Soda’s Million-Dollar Gambit to Make You Exercise More Instead of Drink Less
In 2012, Coca-Cola debuted something on its website for British consumers: a calculator that would show Coke fans how many minutes of, say, “easy walking,” yoga, or Zumba it would take to burn off the calories contained in 12 fluid ounces of its soda.
“Our Work It Out Calculator,” the website reads, “features great ideas for activities that will help you maintain a healthy balance between the number of calories you consume and the amount you use up each day. Even simple activities like gardening, walking and doing the housework can help to burn off calories.”
It’s become something of a corporate theme for Coke: The obesity problem doesn’t have to do with its product but rather with people not exercising enough to make up for all of the extra liquid calories they consume, including those contained in a can of Coke. So much so that, according to The New York Times, the company has spent millions to fund research to put scientific weight behind the notion.
The Times reports that Coke donated $1.5 million to help start the Global Energy Balance Network, a nonprofit that promotes physical activity as a means of combating obesity and other public health problems, and has given nearly $4 million over the last seven years to finance the work of two of the group’s members, including Steven N. Blair, whose work has had a major influence on federal exercise guidelines.
While the Global Energy Balance Network insists it is independent, Marion Nestle, a professor of food studies and nutrition at New York University, told the Times outright that it is a front group for Coca-Cola.
Nestle, a vocal critic of food companies, sees corporate-backed research happening across the food industry. When TakePart spoke to her in March about the Academy of Nutrition and Dietetics’ appearing to endorse Kraft Singles, she said she makes a game out of it when she reads journal articles.
“I can guess the sponsors from what the study says,” Nestle said. “I can look at the titles and say, oh, this one must be sponsored. Otherwise there’s no reason to do this study. I would say I’m right 95 percent of the time.”

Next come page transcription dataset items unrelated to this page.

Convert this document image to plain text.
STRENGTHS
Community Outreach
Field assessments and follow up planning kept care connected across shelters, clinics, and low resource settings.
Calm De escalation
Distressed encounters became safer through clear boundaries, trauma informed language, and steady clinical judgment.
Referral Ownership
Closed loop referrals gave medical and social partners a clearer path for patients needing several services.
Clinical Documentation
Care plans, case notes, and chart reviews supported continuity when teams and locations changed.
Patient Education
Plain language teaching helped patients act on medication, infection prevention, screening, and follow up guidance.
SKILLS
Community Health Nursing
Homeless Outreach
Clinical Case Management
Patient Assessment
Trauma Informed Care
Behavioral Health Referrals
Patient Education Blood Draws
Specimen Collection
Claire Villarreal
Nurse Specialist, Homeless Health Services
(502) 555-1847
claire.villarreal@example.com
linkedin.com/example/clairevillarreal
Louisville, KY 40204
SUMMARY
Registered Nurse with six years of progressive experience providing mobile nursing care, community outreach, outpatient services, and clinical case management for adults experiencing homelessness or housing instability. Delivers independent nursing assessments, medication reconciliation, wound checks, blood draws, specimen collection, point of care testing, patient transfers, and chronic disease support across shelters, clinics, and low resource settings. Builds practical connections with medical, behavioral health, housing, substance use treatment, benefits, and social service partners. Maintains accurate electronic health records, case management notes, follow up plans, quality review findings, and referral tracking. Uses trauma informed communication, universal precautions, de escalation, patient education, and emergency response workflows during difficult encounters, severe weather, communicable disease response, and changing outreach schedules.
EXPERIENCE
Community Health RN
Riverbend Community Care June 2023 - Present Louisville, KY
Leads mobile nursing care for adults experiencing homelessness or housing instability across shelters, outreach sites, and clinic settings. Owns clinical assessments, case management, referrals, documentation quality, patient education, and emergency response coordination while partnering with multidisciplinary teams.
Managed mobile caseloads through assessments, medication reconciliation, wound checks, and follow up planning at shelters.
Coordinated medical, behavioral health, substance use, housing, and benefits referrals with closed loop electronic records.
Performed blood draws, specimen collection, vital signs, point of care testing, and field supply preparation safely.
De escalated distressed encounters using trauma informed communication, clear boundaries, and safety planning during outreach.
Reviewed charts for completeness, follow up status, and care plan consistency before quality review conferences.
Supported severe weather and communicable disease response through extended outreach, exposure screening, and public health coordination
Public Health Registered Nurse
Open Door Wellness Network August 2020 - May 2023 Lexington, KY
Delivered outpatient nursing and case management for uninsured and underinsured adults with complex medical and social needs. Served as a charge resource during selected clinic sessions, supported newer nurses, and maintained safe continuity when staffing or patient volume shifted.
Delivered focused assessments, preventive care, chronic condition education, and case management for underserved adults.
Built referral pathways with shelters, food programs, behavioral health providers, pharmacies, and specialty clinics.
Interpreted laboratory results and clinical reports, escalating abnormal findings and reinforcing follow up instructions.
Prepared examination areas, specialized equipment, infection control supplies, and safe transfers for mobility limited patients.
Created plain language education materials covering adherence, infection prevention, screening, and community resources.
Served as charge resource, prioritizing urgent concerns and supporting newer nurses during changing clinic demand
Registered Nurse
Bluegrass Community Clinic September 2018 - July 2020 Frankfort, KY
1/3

“They all come out with results that the sponsor can use to advertise their product,” she added.
The research that has been done on funding bias, mostly in the pharmaceutical industry, backs her up: Studies tend to reflect positively on products manufactured by the companies providing the money to look into them.
The Times story comes less than a week after new Gallup data showing once again that Americans are drinking less soda. The annual “Consumption Habits” poll found that 61 percent of Americans avoid soda, and 62 percent avoid diet soda. In 2002, only 41 percent of Americans said they didn’t drink regular soda. The industry is losing on the legislative front too: Mexico, which drinks more soda per capita than any other country, passed a national junk food tax in 2013, and the first such municipal measure in the U.S. passed in Berkeley, California, in 2014. The industry is also fighting against various other public health awareness campaigns, such as mandatory warning labels.
One such label, proposed by the San Francisco Board of Supervisors would tell consumers that sugary drinks contribute “to obesity, diabetes, and tooth decay,” but another warning system proposed by researcher in a 2014 study published in the American Journal of Public Health put the issue in terms that Coca-Cola prefers: How much exercise do the calories in one soda represent?
The researchers, who did not receive industry funding, posted information similar to what Coke has on its Work It Out calculator where soda is sold: A 250-calorie, 20-ounce soda would take five miles of walking, or nearly an hour of running, for a teenager to burn off. Even in a poor, predominantly black neighborhood in Baltimore—where public health isn’t of the utmost concern to teens looking to buy a Coke—the researchers found that the signs led to reduced consumption.